Hukukumuzda alacaklıya, zararın varlığını, miktarını ve borçlunun kusurunu ispat zorunda kalmaksızın temerrüt faizini talep edebilme hakkı tanınmıştır. Ayrıca temerrüt faizi yükümlülüğünün doğumu için borçlunun alıkoyduğu paradan yarar sağlaması şart olmadığı gibi bu yararların iadesi amacı da bulunmaz. Temerrüt faizi talep edebilmek için borçlunun temerrüde düşmekte kusurlu olması şart değildir. Borçlu, bu konuda kendisine hiçbir kusur yüklenemeyeceğini ileri sürerek ve bunu kanıtlayarak faiz ödeme yükümlülüğünden kurtulamaz. Bunun yanında temerrüt faizi, sözleşmeden doğan para borçlarının yanı sıra, sözleşme dışı hukukî ilişkiden kaynaklanan para borçlarında da uygulama alanı bulur ————–
Munzam zarara ilişkin düzenleme TBK’nın 122. Maddesinde yapılmış olup, anılan madde “Alacaklı, temerrüt faizini aşan bir zarara uğramış olursa, borçlu kendisinin hiçbir kusuru bulunmadığını ispat etmedikçe, bu zararı da gidermekle yükümlüdür. Temerrüt faizini aşan zarar miktarı görülmekte olan davada belirlenebiliyorsa, davacının istemi üzerine hâkim, esas hakkında karar verirken bu zararın miktarına da hükmeder.” hükmünü haizdir. Para borcunun ifasında borçlunun kusuruyla temerrüde düşmesi nedeniyle alacaklı nezdinde ortaya çıkan zararın temerrüt faiziyle karşılanamaması hâlinde söz konusu olan bu zarar, borçlunun temerrüdü ile borcun ödendiği tarih aralığındaki dönemi kapsamaktadır.

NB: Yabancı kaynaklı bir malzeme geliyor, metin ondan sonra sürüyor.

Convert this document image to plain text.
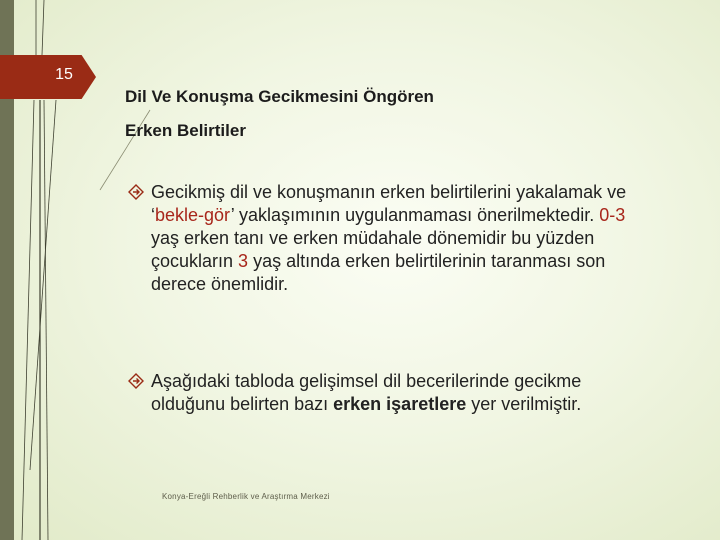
15
Dil Ve Konuşma Gecikmesini Öngören
Erken Belirtiler
Gecikmiş dil ve konuşmanın erken belirtilerini yakalamak ve ‘bekle-gör’ yaklaşımının uygulanmaması önerilmektedir. 0-3 yaş erken tanı ve erken müdahale dönemidir bu yüzden çocukların 3 yaş altında erken belirtilerinin taranması son derece önemlidir.
Aşağıdaki tabloda gelişimsel dil becerilerinde gecikme olduğunu belirten bazı erken işaretlere yer verilmiştir.
Konya-Ereğli Rehberlik ve Araştırma Merkezi
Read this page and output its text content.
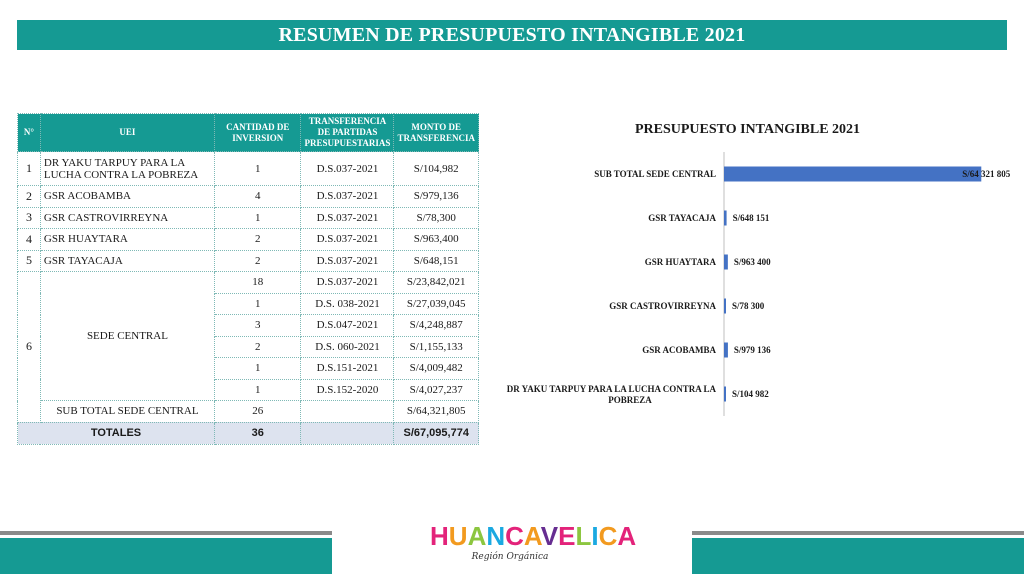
RESUMEN DE PRESUPUESTO INTANGIBLE 2021
N°	UEI	CANTIDAD DE INVERSION	TRANSFERENCIA DE PARTIDAS PRESUPUESTARIAS	MONTO DE TRANSFERENCIA
1	DR YAKU TARPUY PARA LA LUCHA CONTRA LA POBREZA	1	D.S.037-2021	S/104,982
2	GSR ACOBAMBA	4	D.S.037-2021	S/979,136
3	GSR CASTROVIRREYNA	1	D.S.037-2021	S/78,300
4	GSR HUAYTARA	2	D.S.037-2021	S/963,400
5	GSR TAYACAJA	2	D.S.037-2021	S/648,151
6	SEDE CENTRAL	18	D.S.037-2021	S/23,842,021
		1	D.S. 038-2021	S/27,039,045
		3	D.S.047-2021	S/4,248,887
		2	D.S. 060-2021	S/1,155,133
		1	D.S.151-2021	S/4,009,482
		1	D.S.152-2020	S/4,027,237
	SUB TOTAL SEDE CENTRAL	26		S/64,321,805
TOTALES		36		S/67,095,774
PRESUPUESTO INTANGIBLE 2021
SUB TOTAL SEDE CENTRAL	S/64 321 805
GSR TAYACAJA S/648 151
GSR HUAYTARA S/963 400
GSR CASTROVIRREYNA S/78 300
GSR ACOBAMBA S/979 136
DR YAKU TARPUY PARA LA LUCHA CONTRA LA POBREZA
S/104 982
HUANCAVELICA
Región Orgánica
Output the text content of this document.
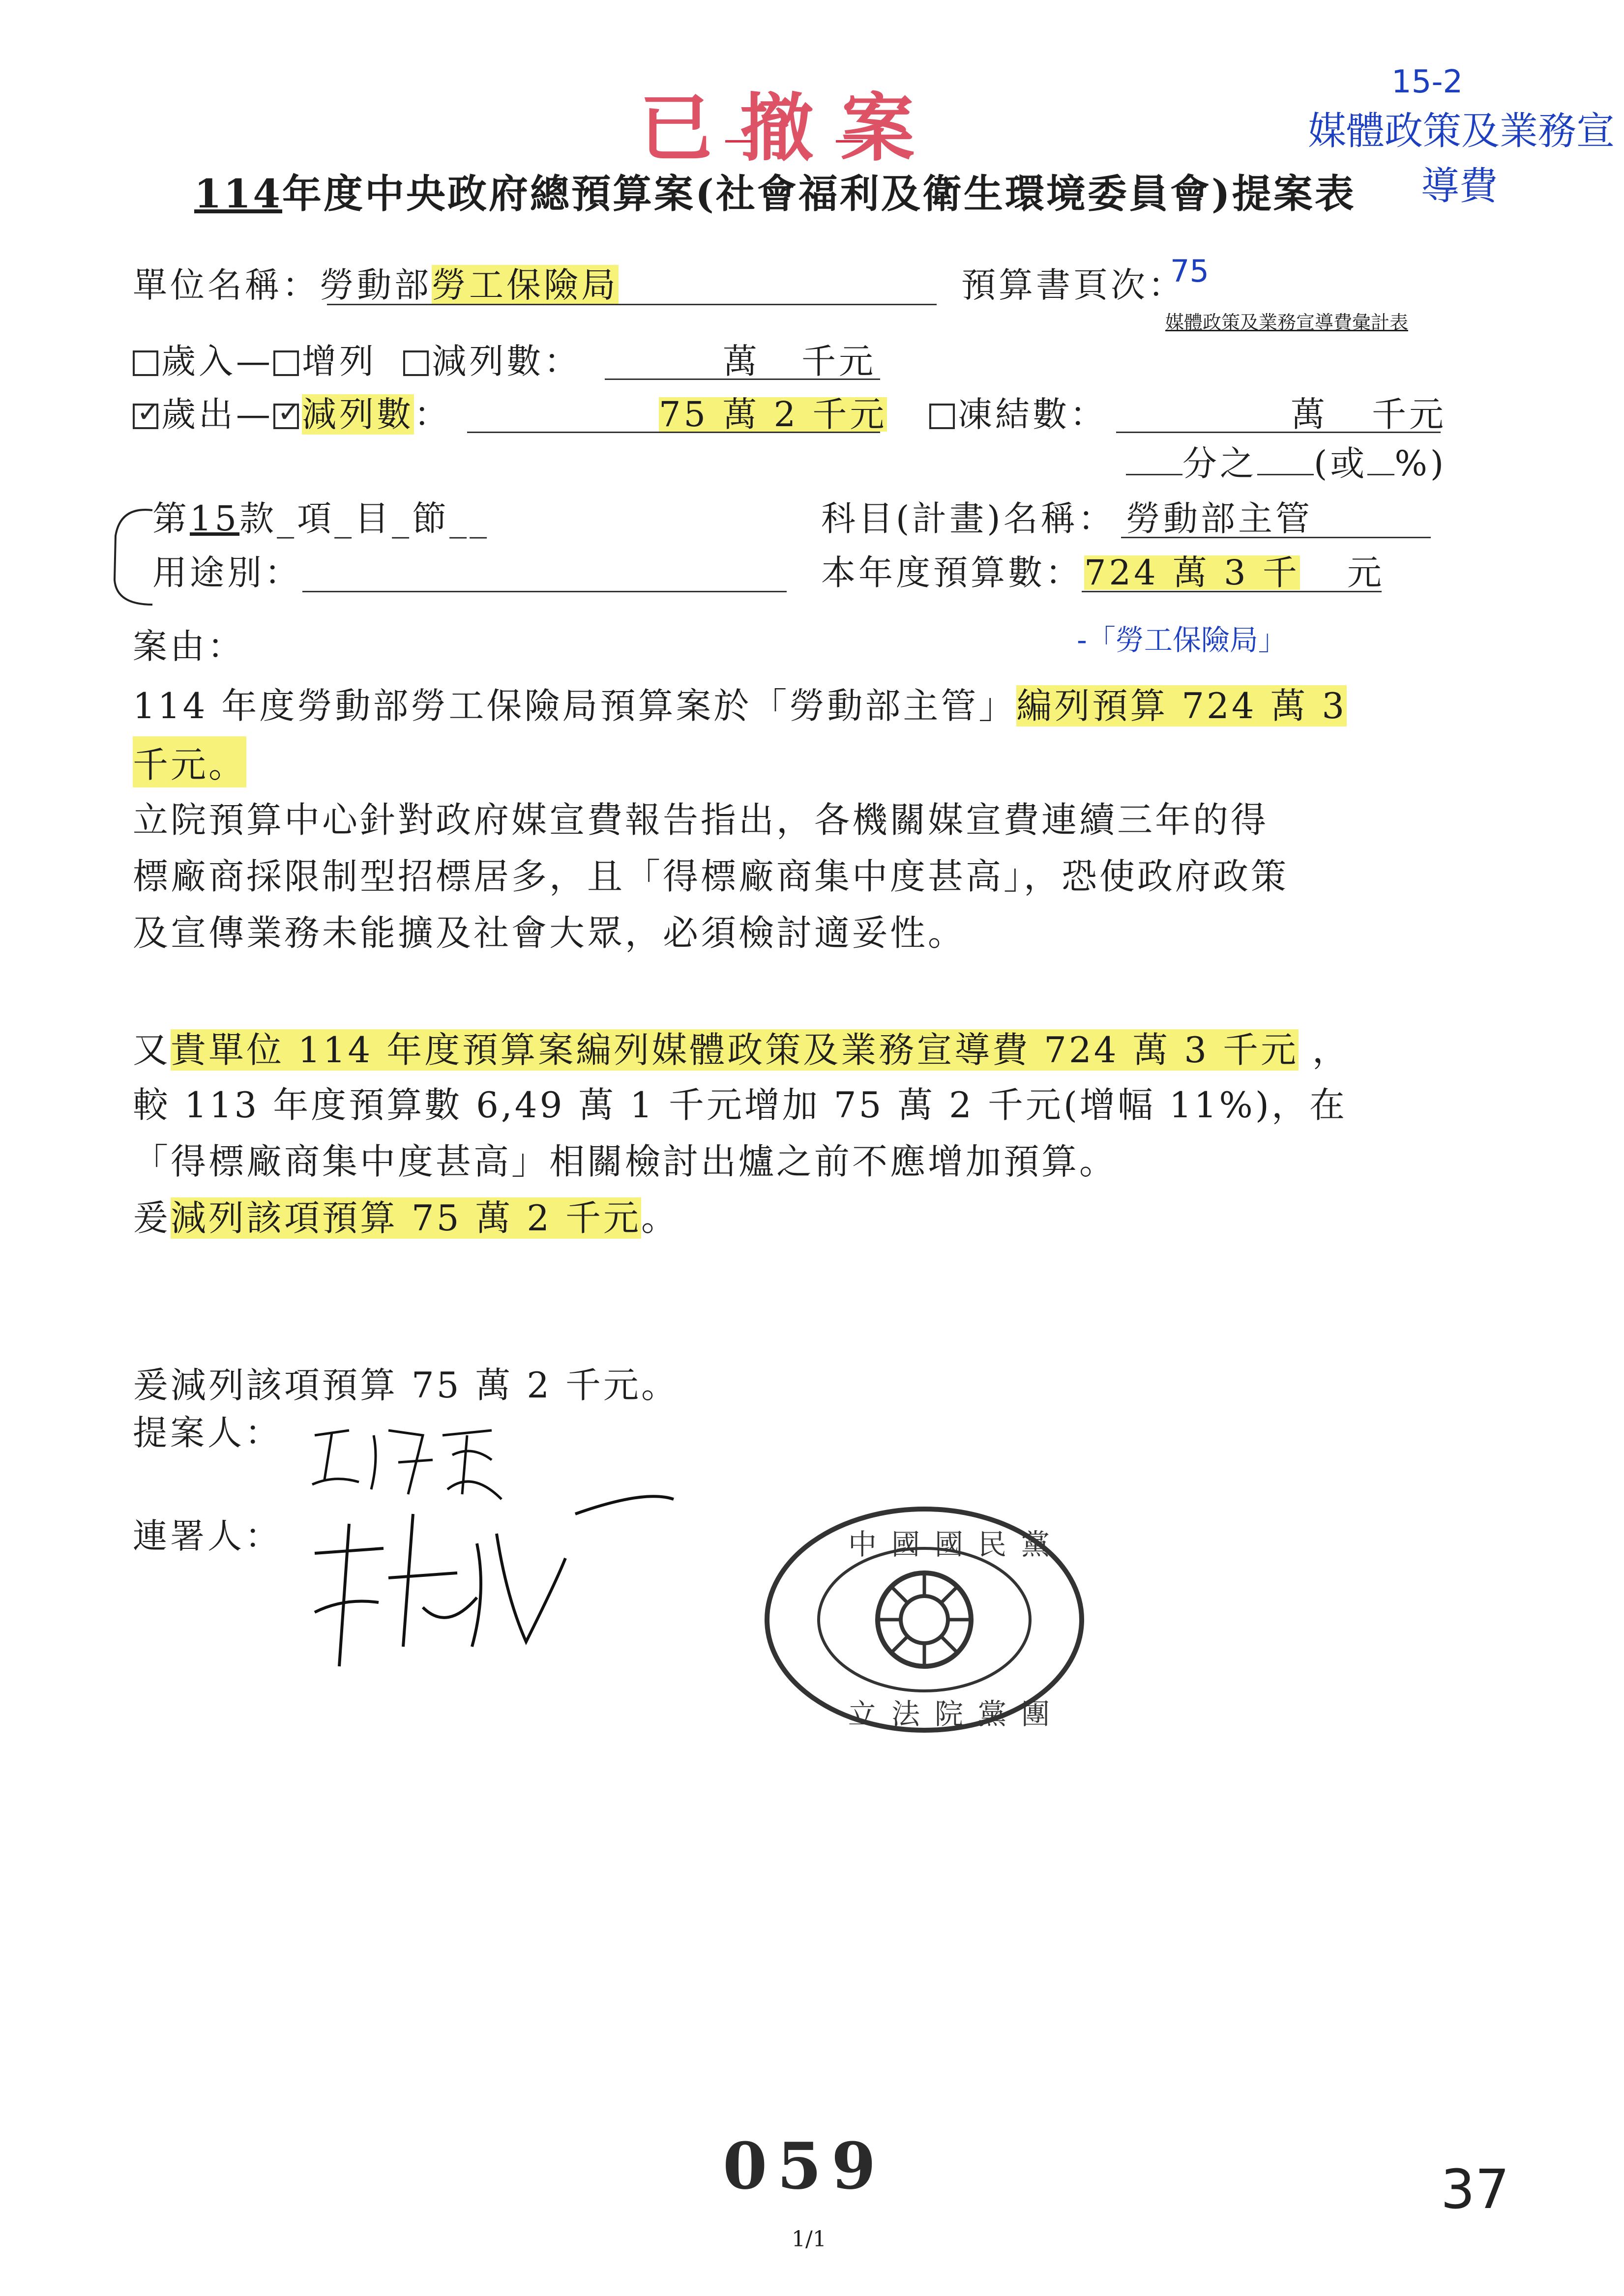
已撤案
15-2
媒體政策及業務宣
導費
114年度中央政府總預算案(社會福利及衛生環境委員會)提案表
單位名稱：勞動部勞工保險局	預算書頁次：
75
媒體政策及業務宣導費彙計表
歲入— 增列 減列數：	萬 千元
✓歲出—✓ 減列數：	75 萬 2 千元	凍結數：	萬 千元
分之 (或 %)
第15款_項_目_節__	科目(計畫)名稱： 勞動部主管
用途別：	本年度預算數： 724 萬 3 千 元
案由：	-「勞工保險局」
114 年度勞動部勞工保險局預算案於「勞動部主管」編列預算 724 萬 3
千元。
立院預算中心針對政府媒宣費報告指出，各機關媒宣費連續三年的得
標廠商採限制型招標居多，且「得標廠商集中度甚高」，恐使政府政策
及宣傳業務未能擴及社會大眾，必須檢討適妥性。
又貴單位 114 年度預算案編列媒體政策及業務宣導費 724 萬 3 千元 ，
較 113 年度預算數 6,49 萬 1 千元增加 75 萬 2 千元(增幅 11%)，在
「得標廠商集中度甚高」相關檢討出爐之前不應增加預算。
爰減列該項預算 75 萬 2 千元。
爰減列該項預算 75 萬 2 千元。
提案人：
連署人：	中國國民黨
立法院黨團
059
1/1
37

Munzam zarar talep edebilmek için ilk koşul bir para borcunda borçlunun temerrüdünün varlığıdır. İkinci koşul; borçlunun temerrüdü nedeniyle temerrüt faiziyle karşılanamayan alacaklı zararının mevcudiyetidir. üçüncü koşul; borçlunun temerrüde düşmede kusurlu olmasıdır. Dördüncü koşul ise borçlunun temerrüdü ile alacaklının munzam zararı arasındaki illiyet bağının mevcudiyetidir.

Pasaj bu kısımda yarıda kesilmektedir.